Seit heute ist Highstreet offizieller Bieter für Karstadt - und seit heute lässt der Handelskonzern Metro mehrere Interessenten in die Bücher der Konzerntochter Kaufhof schauen lassen. "Die Interessenten sind mit ihren Einblick in unseren Datenräumen im wesentlichen fertig", sagte ein Metro-Sprecher am Freitag der Deutschen Presse-Agentur.

Dem Vernehmen nach sind die potenziellen Investoren für Kaufhof gebeten worden, bis zum 7. Juni zu signalisieren, wie ernsthaft das Interesse ist und wie es mit der Übernahme-Finanzierung aussieht. Der Termin sei aber keine harte Frist zur Abgabe eines Angebotes.

Zuvor hatte die "Lebensmittel Zeitung" berichtet, dass die potenziellen Investoren für Kaufhof bis zum 7. Juni Angebote vorlegen sollen und an diesem Tag die Bieterfrist endet.

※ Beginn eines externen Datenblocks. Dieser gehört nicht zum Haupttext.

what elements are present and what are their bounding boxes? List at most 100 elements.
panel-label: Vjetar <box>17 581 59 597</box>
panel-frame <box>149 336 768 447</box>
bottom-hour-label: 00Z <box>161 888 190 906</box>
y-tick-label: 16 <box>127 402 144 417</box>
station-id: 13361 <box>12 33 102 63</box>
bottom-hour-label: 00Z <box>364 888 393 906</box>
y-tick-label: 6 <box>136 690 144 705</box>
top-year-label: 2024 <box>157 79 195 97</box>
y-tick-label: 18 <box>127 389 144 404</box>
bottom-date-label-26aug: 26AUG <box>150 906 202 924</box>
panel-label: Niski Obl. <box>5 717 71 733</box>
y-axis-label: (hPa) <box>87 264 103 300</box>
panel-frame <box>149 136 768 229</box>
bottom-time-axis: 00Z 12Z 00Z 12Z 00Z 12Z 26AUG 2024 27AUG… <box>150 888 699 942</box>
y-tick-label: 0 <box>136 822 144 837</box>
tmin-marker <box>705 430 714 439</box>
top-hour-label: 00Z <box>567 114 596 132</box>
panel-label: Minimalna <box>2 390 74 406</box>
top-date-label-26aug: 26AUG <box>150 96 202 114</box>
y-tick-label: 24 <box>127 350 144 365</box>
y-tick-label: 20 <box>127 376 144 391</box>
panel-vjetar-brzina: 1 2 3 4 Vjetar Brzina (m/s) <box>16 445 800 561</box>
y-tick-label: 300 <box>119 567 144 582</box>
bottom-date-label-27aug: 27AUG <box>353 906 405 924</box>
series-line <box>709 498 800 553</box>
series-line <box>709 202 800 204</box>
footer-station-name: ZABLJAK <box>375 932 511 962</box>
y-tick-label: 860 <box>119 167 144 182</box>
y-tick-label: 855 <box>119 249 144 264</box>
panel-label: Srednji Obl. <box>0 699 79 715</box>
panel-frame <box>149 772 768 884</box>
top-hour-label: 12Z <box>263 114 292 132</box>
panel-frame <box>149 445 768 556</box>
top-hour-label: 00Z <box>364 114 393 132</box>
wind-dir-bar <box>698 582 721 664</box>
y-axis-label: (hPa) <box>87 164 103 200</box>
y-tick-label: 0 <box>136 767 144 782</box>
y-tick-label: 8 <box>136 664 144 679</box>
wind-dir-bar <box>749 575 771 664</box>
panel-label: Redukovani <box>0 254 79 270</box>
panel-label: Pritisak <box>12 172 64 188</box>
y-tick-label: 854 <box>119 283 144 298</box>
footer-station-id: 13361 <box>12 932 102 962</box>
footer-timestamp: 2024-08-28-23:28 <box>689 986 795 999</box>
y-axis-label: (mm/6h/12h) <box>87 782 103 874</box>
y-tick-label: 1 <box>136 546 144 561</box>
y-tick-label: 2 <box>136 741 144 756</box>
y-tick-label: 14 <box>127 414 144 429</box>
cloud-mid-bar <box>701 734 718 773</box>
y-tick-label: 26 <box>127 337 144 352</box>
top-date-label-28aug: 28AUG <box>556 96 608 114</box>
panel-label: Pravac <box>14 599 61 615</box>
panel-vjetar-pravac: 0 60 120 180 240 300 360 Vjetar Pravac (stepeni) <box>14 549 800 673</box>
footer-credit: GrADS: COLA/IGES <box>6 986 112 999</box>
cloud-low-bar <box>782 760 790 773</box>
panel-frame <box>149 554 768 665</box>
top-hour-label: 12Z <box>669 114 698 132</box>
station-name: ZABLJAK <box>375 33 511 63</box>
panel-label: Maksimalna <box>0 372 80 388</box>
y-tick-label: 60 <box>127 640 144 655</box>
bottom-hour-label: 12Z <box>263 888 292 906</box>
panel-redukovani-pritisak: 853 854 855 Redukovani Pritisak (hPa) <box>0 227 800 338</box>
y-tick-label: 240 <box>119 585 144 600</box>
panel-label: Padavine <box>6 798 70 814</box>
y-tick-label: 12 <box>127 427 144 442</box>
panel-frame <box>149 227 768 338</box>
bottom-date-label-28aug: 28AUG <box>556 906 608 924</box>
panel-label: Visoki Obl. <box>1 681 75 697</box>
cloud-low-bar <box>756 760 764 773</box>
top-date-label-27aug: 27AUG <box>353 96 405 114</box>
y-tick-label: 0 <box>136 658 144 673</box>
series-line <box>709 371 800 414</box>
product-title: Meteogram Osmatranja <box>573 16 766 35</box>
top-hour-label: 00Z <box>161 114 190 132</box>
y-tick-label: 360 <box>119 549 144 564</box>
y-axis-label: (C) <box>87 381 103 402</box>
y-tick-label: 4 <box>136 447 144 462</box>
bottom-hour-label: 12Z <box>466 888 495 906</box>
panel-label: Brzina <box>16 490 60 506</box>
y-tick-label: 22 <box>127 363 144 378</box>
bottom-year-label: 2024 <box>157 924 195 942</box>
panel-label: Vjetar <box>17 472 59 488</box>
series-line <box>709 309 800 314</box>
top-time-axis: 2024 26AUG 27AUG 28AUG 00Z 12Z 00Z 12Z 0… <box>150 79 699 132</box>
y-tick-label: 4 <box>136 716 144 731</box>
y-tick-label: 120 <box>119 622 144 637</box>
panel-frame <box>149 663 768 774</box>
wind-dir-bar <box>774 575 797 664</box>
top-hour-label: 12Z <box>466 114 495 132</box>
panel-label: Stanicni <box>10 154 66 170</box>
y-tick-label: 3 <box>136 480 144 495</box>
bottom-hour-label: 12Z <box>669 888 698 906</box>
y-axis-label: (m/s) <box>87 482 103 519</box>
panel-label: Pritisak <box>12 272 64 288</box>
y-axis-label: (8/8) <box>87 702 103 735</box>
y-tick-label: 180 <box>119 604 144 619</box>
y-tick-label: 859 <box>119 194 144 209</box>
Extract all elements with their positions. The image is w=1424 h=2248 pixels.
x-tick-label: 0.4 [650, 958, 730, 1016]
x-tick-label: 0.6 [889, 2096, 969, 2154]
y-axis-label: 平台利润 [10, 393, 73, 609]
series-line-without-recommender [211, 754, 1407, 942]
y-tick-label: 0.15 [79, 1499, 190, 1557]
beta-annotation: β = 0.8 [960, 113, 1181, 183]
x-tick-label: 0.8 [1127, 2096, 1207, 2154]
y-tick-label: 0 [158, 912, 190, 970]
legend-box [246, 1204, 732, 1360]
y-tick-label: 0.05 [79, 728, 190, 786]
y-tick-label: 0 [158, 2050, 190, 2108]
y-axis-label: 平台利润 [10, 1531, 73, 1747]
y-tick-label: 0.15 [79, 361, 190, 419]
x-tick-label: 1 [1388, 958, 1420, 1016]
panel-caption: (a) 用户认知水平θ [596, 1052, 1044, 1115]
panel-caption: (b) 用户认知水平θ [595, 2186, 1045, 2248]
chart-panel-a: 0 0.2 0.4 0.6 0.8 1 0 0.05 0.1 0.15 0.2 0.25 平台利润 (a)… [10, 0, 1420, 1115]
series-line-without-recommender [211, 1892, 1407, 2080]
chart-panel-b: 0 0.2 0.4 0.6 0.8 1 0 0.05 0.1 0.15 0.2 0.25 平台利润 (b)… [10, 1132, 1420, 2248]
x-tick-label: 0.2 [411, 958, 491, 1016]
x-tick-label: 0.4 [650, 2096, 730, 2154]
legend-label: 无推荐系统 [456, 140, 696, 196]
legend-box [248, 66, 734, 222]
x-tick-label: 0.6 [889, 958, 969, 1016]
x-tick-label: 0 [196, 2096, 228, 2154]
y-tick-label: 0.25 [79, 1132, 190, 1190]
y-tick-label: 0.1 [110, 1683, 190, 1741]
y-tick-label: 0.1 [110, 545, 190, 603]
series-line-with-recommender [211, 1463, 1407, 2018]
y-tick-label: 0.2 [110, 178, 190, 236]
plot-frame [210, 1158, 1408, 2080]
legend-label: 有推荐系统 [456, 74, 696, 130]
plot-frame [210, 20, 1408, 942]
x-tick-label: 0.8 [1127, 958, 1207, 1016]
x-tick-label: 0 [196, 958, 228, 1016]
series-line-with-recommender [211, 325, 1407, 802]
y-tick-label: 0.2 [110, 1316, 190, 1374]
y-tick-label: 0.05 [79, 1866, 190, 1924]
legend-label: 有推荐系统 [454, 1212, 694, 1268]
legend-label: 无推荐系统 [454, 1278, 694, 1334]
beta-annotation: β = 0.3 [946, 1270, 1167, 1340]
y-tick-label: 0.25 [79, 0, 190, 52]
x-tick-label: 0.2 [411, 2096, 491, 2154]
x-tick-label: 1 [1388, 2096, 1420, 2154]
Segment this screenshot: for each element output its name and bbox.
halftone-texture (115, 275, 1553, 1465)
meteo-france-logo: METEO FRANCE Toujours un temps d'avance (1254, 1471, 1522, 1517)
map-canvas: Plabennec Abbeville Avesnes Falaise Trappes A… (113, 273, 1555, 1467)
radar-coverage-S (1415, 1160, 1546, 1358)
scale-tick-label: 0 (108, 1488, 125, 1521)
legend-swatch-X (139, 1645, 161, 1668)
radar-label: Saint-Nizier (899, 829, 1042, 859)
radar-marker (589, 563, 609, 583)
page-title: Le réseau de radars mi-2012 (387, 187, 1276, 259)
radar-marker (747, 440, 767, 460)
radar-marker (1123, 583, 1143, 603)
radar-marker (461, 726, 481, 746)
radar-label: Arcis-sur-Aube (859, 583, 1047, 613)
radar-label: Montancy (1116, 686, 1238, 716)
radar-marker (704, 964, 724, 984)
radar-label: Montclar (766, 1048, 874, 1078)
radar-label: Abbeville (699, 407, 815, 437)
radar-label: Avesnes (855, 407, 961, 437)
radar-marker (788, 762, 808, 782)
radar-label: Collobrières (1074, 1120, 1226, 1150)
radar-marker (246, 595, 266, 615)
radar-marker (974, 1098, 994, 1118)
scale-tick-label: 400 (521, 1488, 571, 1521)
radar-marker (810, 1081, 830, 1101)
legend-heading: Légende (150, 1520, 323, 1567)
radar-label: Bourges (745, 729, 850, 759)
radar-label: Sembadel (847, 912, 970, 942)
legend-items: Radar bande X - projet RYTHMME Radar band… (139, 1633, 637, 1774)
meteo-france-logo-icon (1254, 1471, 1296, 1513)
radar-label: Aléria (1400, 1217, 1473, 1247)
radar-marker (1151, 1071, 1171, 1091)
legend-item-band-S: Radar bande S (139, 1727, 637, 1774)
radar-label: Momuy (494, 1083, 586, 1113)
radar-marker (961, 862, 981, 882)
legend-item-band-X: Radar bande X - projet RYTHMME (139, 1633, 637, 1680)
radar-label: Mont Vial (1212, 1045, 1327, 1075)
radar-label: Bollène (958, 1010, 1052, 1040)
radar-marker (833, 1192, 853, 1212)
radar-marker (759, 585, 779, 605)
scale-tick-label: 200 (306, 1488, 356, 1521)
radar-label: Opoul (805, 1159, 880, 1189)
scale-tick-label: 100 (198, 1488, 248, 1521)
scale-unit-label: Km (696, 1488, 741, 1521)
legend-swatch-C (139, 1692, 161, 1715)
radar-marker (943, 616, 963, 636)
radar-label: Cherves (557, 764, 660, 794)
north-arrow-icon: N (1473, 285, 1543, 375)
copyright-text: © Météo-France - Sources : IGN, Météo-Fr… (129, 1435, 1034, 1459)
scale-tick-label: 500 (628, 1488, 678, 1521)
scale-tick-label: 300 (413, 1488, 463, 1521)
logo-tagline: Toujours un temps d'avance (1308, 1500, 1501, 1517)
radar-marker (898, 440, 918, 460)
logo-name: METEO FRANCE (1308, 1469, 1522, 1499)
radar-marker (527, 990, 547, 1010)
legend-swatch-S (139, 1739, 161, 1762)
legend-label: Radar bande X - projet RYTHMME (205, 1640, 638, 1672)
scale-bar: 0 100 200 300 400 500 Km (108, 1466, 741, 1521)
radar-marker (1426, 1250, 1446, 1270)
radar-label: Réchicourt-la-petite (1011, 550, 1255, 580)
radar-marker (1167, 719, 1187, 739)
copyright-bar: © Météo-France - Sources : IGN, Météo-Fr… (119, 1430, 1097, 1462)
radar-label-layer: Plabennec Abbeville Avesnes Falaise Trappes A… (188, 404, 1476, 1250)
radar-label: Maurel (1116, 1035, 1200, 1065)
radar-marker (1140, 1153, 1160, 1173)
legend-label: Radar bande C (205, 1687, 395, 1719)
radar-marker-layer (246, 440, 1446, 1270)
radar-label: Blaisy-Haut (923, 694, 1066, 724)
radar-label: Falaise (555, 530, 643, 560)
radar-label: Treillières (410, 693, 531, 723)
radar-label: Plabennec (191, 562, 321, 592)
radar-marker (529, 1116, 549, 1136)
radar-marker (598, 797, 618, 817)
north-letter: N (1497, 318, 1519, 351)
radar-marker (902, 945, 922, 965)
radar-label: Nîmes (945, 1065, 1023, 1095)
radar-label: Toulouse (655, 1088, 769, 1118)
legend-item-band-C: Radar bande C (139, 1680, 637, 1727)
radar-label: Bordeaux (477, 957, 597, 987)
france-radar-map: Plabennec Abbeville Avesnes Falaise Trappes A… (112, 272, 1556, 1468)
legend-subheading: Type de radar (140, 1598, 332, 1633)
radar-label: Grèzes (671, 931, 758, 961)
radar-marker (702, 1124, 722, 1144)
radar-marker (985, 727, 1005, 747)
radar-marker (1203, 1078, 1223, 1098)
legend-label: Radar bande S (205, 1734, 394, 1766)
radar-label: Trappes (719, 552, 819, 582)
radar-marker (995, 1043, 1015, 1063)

Nach Informationen des Fachblatts sind unter anderem die Finanzinvestoren Permira, Apollo und Blackstone im Rennen um die Warenhauskette.

Dieses Trio interessierten sich auch schon für die Karstadtbücher - allerdings ohne Konsequenzen. Die Goldsmith-Gruppe um Clemens Vedder hatte am vergangenen Mittwoch bekanntgeben, dass sie sich aus dem Bieterverfahren für Kaufhof verabschiede.

Der Immobilien-Schatz

Metro-Konzernchef Cordes hatte Anfang Mai erklärt, ein angemessener Preis für Galeria Kaufhof liege derzeit bei zwei bis drei Milliarden Euro. Wann es zum Verkauf komme, hänge vor allem von den Finanzierungsmöglichkeiten für potenzielle Investoren an den Kapitalmärkten ab.

Größter "Schatz" des Kaufhofs sind die Immobilien, von denen sich etwa die Hälfte im Metro-Besitz befinden. Cordes hatte die Kölner Konzerntochter, die 140 Warenhäuser in Deutschland und Belgien betreibt und 25.000 Mitarbeiter beschäftigt, schon vor 2008 auf die Verkaufsliste gesetzt. Nach Einschätzung von Branchenbeobachtern haben die Interessenten für Kaufhof auch die insolvente Warenhauskette Karstadt im Blick.

Und immer wieder Borletti

Bereits vor einem Jahr, als sich die Lage bei Karstadt zuspitzte, wurde über ein Zusammengehen von Karstadt und Kaufhof in einer Deutschen Warenhaus AG diskutiert. Die Metro hatte aber damals und auch später nur Interesse an einem Teil der 90 Karstadt-Warenhäuser signalisiert. Der Vorstand der Karstadt-Mutter Arcandor und später auch der Insolvenzverwalter wollten Karstadt aber nicht aufteilen.

Wenn Interessenten demnächst für den Kaufhof Angebote vorlegen, hat Cordes nach Ansicht von Beobachtern Optionen in verschiedene Richtungen: Er könnte Kaufhof direkt an einen Investor verkaufen oder mit ihm zusammen auf einen neuen Karstadt-Eigentümer zugehen, um doch noch Kaufhof- und Karstadt-Filialen unter ein Dach zu bringen.

Egal wie es ausgeht - bei jedem Szenario könnte Maurizio Borletti dabei sein.